Он сам распоряжался убранством семи зал для этой величественной fete; по его же указаниям были сшиты костюмы. Понятно, что они отличались причудливостью. Много тут было блеска, пышности, оригинального и фантастического, — что впоследствии можно было видеть в «Эрнани». Были причудливые фигуры, в роде арабесок, с нелепо вывороченными членами и придатками. Были безумные фантастические привидения, подобные грезам сумасшедшего. Было много прекрасного, много щегольского, много bizarre; было кое-что страшное и немало отвратительного. Толпы призраков сновали по залам, мелькали и корчились, меняя оттенок, смотря, но зале, и дикая музыка оркестра казалась отголоском их шагов. Время от времени раздается бой часов в бархатной зале, и на мгновение все стихает, и воцаряется безмолвие. Призраки застывают в оцепенении. Но замирают отголоски последнего удара, — и легкий смех напутствует их; и снова гремит музыка, привидения оживают и реют туда и сюда, озаренные пламенем костров, льющих потоки света сквозь разноцветные стекла. Но в самую западную из семи зал никто из ряженых не смеет войти, потому что ночь надвигается, и багровый свет льется сквозь кроваво-красные окна на зловещие траурные стены, и глухой голос часов слишком торжественно отдается в ушах того, кто ступает по черному ковру.

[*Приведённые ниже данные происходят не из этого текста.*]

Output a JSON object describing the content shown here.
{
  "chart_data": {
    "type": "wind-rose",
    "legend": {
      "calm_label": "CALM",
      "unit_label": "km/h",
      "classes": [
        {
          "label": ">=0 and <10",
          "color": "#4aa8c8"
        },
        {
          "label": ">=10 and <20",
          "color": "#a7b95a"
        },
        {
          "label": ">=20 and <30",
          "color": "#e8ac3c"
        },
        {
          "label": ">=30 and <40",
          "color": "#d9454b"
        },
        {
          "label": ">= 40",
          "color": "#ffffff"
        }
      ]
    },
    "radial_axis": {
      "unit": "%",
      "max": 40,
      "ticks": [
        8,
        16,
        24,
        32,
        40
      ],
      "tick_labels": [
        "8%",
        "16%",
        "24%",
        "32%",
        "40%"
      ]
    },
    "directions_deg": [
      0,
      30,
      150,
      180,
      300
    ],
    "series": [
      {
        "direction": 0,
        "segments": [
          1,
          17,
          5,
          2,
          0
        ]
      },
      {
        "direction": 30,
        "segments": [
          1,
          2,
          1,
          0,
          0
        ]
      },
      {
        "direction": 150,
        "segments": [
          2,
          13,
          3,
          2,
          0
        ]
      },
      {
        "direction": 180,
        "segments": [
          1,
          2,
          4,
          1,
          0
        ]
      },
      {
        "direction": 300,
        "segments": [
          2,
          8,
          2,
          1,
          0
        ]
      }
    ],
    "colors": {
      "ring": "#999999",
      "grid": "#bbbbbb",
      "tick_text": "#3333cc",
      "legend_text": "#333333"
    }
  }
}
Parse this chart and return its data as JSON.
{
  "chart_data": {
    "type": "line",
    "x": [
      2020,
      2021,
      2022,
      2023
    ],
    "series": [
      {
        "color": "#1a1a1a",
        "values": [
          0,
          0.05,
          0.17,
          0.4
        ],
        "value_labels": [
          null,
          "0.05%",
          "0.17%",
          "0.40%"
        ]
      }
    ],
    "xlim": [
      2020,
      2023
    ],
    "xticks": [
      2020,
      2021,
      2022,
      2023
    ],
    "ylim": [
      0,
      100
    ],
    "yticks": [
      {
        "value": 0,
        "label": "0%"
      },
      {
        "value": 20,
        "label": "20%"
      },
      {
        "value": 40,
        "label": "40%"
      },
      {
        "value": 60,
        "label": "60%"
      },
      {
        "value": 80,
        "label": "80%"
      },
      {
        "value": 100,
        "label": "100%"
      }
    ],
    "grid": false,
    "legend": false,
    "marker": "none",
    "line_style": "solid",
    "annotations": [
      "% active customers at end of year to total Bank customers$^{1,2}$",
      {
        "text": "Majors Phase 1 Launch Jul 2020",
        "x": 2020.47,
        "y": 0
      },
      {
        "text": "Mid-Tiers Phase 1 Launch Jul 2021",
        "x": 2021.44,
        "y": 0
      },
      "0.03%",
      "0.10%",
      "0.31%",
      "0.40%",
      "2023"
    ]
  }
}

Зато в остальных залах кипела жизнь. Праздник был в полном разгаре, когда часы начали бить полночь. Опять, как и раньше, музыка смолкла, танцоры остановились, и наступила тишина зловещая. Теперь часы били двенадцать, и, может быть, потому, что бой продолжался дольше, чем прежде, — сильнее задумались наиболее серьезные из присутствовавших. Быть может, по той же причине, прежде чем замер в безмолвии последний отголосок последнего удара, многие в толпе успели заметить присутствие маски, которая раньше не привлекала ничьего внимания. Слух о появлении нового лица быстро распространился, сначала шепотом; потом послышался гул и ропот удивления, негодования, — наконец, страха, ужаса и отвращения.

В таком фантастическом сборище появление обыкновенной маски не могло бы возбудить удивления. В эту ночь маскарадная свобода была почти неограничена; но вновь появившаяся маска переступала границы того снисходительного приличия, которую признавал даже принц. В сердце самых беспечных таятся струны, до которых нельзя дотрагиваться. Самые отчаянные головы, для которых нет ничего святого, не решатся шутить над иными вещами. По-видимому, все общество почувствовало, что наряд и поведение незнакомца не остроумны и неуместны. Это была высокая тощая фигура, с ног до головы одетая в саван. Маска, скрывавшая лицо, до того походила на окоченевшее лицо трупа, что самый пристальный взор затруднился бы обнаружить подделку. Все бы это ничего; обезумевшее от разгула общество, быть может, одобрило бы даже такую выходку. Но ряженый зашел дальше, олицетворив образ «красной смерти». Одежда его была испачкана кровью, на широком лбу и по всему лицу выступали ужасные багровые пятна.

Когда принц Просперо увидел привидение, которое прогуливалось взад и вперед среди танцующих медленным и торжественным шагом, точно желая лучше выдержать роль свою, — он содрогнулся от ужаса и отвращения, но тотчас затем лицо его побагровело от гнева.

В эту минуту принц Просперо находился в восточной или голубой зале. Слова громко и звучно отдались по всем семи залам, потому что принц был высокий и сильный мужчина, а музыка умолкла по мановению руки его.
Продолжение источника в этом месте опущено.